Given an integer n
, return all the structurally unique BST's (binary search trees), which has exactly n
nodes of unique values from 1
to n
. Return the answer in any order.
Example 1:
Input: n = 3 Output: [[1,null,2,null,3],[1,null,3,2],[2,1,3],[3,1,null,null,2],[3,2,null,1]]
Example 2:
Input: n = 1 Output: [[1]]
Constraints:
1 <= n <= 8
The description was taken from https://leetcode.com/problems/unique-binary-search-trees-ii/.
#O(?) Time, O(?) Space (Catalan Number)
class Solution:
def generateTrees(self, n: int) -> List[Optional[TreeNode]]:
def construct(left:int, right:int) -> TreeNode:
if left > right:
return [None]
bucket = []
for i in range(left, right+1):
left_bucket = construct(left, i-1)
right_bucket = construct(i+1, right)
for left_node in left_bucket:
for right_node in right_bucket:
root = TreeNode(i)
root.left = left_node
root.right = right_node
bucket.append(root)
return bucket
return construct(1, n)
In the first variation of this problem, we just had to return the count of binary trees instead of the binary trees themselves.
In this version, we have to return the binary tree combinations.
That is typically the pattern, if the problem requires a count of each combination then it may usually be solved with dynamic programming, but if the combinations need to be returned in a matrix, list. or string then recursion or backtracking may be required. If only a count is required then that may come down to counting subproblems, otherwise, the subproblems need to actually be built which is why the plain recursive or backtracking solutions have a worse time and space complexity.
Here we are going to need to build each unique combination.
If the tree combinations were balanced, then we could just create permutations of the range and create trees from those permutations. However, we can see that some of these get funky, looking like linked lists so that isn't going to work.
The solution we'll implement won't be too distant from that though.
What we can do is handle this problem as we would converting an array to a binary tree.
We'll pick a root, not the middle node as we would for a balanced binary tree, but just the current index as we did in the first variation of this problem, and from there we will create our left and right subtrees. The left and right subtrees won't be the remaining left and right ranges though, it will be from a pool of left and right nodes that we will be creating within each recursive call.
Within each recursive call, we will traverse the given range and pick a root at each index. From there, we will need to create our left and right subtrees. To do that, we will throw each possible left subtree into a left bucket, and each possible right subtree into a right bucket.
We will then traverse each left subtree we have in our left bucket and each right subtree we have in our right bucket, attaching them to the current root node that we picked from the current index.
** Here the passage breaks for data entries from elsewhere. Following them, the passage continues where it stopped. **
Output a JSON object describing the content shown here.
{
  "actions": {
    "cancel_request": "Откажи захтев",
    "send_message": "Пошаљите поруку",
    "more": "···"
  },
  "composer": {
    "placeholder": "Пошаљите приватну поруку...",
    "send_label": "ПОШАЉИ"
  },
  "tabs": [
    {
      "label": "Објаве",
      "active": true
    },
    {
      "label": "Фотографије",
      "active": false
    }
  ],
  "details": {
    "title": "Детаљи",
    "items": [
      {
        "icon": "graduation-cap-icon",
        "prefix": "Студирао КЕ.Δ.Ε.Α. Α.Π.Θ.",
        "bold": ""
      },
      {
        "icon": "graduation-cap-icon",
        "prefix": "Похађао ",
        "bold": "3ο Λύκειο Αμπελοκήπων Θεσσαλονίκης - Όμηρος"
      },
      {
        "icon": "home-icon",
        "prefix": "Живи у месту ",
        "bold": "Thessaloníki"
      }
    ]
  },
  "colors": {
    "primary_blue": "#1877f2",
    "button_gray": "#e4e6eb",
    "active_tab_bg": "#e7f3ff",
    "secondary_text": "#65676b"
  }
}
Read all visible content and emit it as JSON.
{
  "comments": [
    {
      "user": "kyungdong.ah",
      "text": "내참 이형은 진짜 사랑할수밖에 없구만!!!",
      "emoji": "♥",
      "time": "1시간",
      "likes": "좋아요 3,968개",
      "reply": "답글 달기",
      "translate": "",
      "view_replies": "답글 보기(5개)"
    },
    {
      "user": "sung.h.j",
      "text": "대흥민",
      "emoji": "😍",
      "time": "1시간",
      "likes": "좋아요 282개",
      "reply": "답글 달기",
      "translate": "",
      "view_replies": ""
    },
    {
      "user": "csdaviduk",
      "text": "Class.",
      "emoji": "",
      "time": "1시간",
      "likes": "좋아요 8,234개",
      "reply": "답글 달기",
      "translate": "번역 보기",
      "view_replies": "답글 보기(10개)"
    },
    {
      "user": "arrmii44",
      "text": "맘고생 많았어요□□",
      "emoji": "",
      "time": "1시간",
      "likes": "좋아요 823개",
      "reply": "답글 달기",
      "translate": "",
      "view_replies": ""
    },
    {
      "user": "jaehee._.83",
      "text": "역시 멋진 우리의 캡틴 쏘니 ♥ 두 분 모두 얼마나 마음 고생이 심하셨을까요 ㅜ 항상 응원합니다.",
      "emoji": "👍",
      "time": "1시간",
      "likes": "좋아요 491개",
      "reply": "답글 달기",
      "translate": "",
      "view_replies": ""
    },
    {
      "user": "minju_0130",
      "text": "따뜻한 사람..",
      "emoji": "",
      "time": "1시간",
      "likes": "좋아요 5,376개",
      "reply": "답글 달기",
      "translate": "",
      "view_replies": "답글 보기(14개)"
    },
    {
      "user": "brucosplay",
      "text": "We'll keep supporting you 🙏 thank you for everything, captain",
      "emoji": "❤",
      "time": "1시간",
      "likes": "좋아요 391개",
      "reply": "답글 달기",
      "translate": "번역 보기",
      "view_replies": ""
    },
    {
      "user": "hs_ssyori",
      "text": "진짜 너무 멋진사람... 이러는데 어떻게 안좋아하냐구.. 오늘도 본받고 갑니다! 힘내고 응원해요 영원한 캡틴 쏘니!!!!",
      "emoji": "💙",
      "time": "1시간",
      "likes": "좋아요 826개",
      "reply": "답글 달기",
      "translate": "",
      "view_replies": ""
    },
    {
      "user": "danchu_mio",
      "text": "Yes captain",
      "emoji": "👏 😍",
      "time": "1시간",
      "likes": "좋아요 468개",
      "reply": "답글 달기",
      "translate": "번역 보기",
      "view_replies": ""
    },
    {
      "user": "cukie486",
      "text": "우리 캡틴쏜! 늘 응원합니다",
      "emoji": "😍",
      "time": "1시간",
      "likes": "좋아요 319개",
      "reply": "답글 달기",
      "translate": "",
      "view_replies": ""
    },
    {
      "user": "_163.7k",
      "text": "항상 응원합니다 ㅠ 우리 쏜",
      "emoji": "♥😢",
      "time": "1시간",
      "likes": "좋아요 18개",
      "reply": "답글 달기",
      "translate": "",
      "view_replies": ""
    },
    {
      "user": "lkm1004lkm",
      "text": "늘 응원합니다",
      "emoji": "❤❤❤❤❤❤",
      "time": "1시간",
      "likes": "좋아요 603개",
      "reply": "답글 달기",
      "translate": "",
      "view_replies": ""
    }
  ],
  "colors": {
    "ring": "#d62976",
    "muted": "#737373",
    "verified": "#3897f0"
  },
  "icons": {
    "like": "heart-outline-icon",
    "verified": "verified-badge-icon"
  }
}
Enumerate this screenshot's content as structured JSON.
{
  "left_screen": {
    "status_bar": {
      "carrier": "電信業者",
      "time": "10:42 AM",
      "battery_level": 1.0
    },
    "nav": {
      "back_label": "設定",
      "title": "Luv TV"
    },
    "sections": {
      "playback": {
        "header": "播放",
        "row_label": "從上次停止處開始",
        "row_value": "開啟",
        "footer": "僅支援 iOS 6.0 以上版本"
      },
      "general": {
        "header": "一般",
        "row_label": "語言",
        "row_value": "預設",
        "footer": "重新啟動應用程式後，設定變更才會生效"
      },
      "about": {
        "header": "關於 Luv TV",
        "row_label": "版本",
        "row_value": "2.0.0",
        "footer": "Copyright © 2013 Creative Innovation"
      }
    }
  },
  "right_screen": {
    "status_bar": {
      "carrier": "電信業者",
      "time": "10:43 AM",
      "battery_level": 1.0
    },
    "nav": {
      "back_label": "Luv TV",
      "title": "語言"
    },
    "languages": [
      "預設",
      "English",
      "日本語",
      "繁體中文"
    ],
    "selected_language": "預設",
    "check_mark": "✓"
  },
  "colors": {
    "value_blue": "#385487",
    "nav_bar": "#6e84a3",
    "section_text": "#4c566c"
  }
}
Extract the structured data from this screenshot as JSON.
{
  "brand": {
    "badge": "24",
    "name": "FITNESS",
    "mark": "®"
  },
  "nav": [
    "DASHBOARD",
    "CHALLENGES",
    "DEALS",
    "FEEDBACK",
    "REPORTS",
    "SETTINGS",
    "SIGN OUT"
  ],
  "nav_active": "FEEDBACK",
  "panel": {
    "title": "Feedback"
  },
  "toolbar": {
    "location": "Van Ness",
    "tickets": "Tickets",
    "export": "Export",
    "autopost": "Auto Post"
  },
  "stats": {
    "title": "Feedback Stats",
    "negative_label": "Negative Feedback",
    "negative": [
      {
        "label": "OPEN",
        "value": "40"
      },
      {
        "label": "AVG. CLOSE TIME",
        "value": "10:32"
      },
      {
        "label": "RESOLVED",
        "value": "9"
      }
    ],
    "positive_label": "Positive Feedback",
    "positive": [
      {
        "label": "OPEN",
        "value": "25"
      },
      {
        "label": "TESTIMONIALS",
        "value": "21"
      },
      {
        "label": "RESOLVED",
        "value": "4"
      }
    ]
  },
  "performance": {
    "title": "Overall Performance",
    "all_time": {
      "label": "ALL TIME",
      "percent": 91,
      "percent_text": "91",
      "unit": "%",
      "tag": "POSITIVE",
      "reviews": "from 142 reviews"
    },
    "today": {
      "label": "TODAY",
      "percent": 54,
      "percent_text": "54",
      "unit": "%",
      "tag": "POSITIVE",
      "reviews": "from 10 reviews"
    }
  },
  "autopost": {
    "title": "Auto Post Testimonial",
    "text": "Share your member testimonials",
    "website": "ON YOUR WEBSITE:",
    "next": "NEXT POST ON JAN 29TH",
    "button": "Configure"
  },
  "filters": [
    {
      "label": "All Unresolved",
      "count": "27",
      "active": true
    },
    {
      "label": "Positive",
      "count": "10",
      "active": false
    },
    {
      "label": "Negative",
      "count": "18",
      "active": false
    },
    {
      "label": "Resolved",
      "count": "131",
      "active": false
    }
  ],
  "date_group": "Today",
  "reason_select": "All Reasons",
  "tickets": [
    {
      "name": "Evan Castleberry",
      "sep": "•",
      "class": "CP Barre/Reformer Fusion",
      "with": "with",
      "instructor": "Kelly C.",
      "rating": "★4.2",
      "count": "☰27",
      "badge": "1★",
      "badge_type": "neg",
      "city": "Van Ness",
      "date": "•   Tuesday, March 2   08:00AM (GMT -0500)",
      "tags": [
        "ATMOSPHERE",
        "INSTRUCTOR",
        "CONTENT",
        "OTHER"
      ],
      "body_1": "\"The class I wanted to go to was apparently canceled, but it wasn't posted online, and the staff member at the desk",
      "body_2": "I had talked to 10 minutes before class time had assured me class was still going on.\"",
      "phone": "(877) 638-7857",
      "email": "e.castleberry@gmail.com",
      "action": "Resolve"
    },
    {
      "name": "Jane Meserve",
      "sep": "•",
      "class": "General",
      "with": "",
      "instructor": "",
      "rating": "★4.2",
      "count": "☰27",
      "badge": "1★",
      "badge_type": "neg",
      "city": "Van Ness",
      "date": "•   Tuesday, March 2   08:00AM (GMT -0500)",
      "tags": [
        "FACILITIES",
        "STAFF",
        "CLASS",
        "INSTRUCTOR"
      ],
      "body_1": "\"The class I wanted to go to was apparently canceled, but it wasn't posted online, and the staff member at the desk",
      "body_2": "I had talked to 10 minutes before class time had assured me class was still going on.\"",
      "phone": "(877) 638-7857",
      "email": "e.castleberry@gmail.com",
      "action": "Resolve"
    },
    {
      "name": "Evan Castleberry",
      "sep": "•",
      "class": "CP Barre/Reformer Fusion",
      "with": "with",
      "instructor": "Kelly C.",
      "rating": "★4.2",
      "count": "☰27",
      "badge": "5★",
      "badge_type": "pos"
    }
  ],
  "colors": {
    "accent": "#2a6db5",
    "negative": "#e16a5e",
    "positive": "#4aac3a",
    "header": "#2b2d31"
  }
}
Each time we do this, we will append each new combination to a bucket that we'll be able to pass up to each recursive parent call that is requiring left and right buckets. This is how we will be building each subproblem, as mentioned previously.
Once we have exhausted each possible combination, the final bucket from the root recursive function call will contain each tree combination.
Let's create our tree construction function.
This function will take a left and right pointer that will define the boundaries of the nodes we will be picking a root from.
if left > right:
return [None]
Next, we'll create a bucket to throw each tree combination that we'll be building into.
This idea is similar to Divide and Conquer strategies, initially, these buckets will be empty, then they will contain one node that a parent recursive call will be able to pick and build a tree from, then two, etc.
bucket = []
For each index within the current range, we will pick a root node and build our trees.
for i in range(left, right+1):
We'll start by filling the left and right buckets from the left and right ranges of the current root index, excluding the root index.
left_bucket = construct(left, i-1)
right_bucket = construct(i+1, right)
Then, for each left subtree root node in the left bucket and each right subtree root node in the right bucket, we will create a root node, make the root's left child the left subtree root node, make the root's right child the right subtree root node, and then append the root node to the bucket.
for left_node in left_bucket:
for right_node in right_bucket:
root = TreeNode(i)
root.left = left_node
root.right = right_node
bucket.append(root)
This will allow us to continuously fill buckets at the lower end of the recursive tree with subtrees that the root recursive function call will be able to pick and choose from to create each tree combination.
return bucket
Now that our helper function is built, all we need to do is make the initial call to build each combination and return these combinations in the first bucket that was created within the recursive tree at the root function call.
return construct(1, n)